The product problem is not only generation. It is judgment.
The Eval Behind The Itinerary
For an AI travel product, I would not trust a single “itinerary quality” score. It is too smooth. The useful eval needs to break the trip into inspectable pieces:
- Constraint following: dates, budget, cities, pace, forbidden places.
- Recommendation relevance: places match user taste, not only popularity.
- Route sanity: distance, order, time windows, transportation friction.
- Long-context consistency: preferences survive across the whole plan.
- OOD scenes: rainy days, elderly travelers, children, sudden closures, niche interests.
- Conversion usefulness: the plan should make the next user action lighter.
The score should tell us where the journey cracked.
Long Context Has A Memory Of Its Own
Travel planning is a long-context task wearing a friendly face.
The user gives constraints at the beginning, modifies one detail in the middle, asks for alternatives near the end, and still expects the system to remember that dinner should stay near the hotel. A weak system forgets politely. It does not crash. It simply drifts.
That drift is dangerous because it looks acceptable in a screenshot.
This is why long-context evals need consistency checks. Did the plan preserve the original budget? Did it repeat an attraction? Did it schedule two faraway places back to back? Did it obey the user’s “quiet morning” preference after adding a new museum?
The best failures are visible enough to repair.
OOD Is Where Taste Appears
Out-of-distribution scenes are where the product starts to show its character.
A normal tourist route is easy to imitate. A useful planner has to handle stranger requests:
- “I like bookstores and quiet alleys, not landmarks.”
- “My parents cannot walk much.”
- “Plan around a concert at night.”
- “It may rain, give me a soft fallback.”

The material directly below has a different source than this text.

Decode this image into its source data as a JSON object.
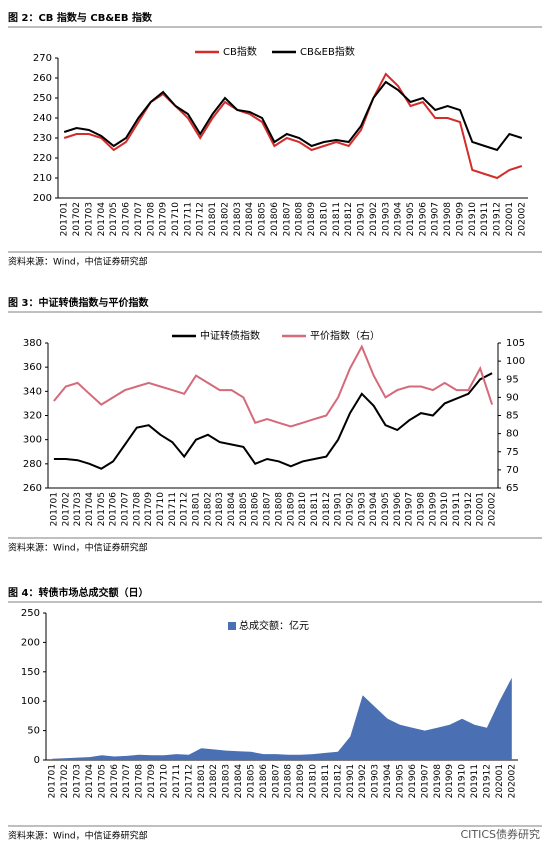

- “I want the city to feel local without becoming inconvenient.”
These cases test taste as much as intelligence. They force the system to trade off density, distance, novelty, and comfort. They also reveal whether the agent is optimizing for an impressive page or a livable day.
Product Loop
The product loop matters more than the first answer.
Users revise travel plans conversationally. They remove a place, ask for cheaper options, swap a neighborhood, or say something wonderfully vague like “make it less tiring.” The agent has to update the plan without losing the structure that still works.

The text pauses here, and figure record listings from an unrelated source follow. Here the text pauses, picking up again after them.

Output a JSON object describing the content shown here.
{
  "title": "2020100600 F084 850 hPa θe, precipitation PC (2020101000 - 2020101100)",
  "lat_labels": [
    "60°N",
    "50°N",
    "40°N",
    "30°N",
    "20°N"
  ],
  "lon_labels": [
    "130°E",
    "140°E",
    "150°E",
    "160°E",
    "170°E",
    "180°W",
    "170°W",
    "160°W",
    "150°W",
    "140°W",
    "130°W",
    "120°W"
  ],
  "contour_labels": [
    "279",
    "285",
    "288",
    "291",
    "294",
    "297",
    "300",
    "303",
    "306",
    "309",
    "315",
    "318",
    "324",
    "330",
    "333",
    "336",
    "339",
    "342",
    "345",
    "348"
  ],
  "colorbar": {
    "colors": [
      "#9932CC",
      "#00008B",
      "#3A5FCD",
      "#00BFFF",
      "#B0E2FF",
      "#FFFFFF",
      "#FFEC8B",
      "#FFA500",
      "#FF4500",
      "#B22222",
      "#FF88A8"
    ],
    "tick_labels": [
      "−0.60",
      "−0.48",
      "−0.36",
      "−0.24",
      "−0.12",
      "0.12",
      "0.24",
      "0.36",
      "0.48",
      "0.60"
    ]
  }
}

A strong travel planner should keep a working state:
- current itinerary,
- hard constraints,
- soft preferences,
- rejected options,
- unresolved questions,
- and the reason each recommendation survived.
This is where agent design meets product design. The system is not just writing. It is carrying a small world forward.
What I Would Measure
If I were building the eval suite again, I would keep three views side by side:
- Case-level metrics: constraint pass rate, route validity, preference match, repetition rate.
- Trace-level metrics: retrieval quality, tool calls, revision behavior, memory consistency.
- User-loop metrics: satisfaction, edit distance after first answer, conversion, retention.
The offline eval protects the system from regression. The trace eval explains why. The user loop decides whether the whole machine deserves to exist.
The Weight Of Taste
Travel is a gentle domain until it is not.
A good itinerary is not the densest one. It has rhythm. It knows when not to add another place. It leaves a little air between the train station and dinner. It understands that recommendation is a form of taste under constraint.
That is the work I find interesting: turning a beautiful but fragile idea into something that can survive real users, real edges, and real days.
The map matters. The trip matters more.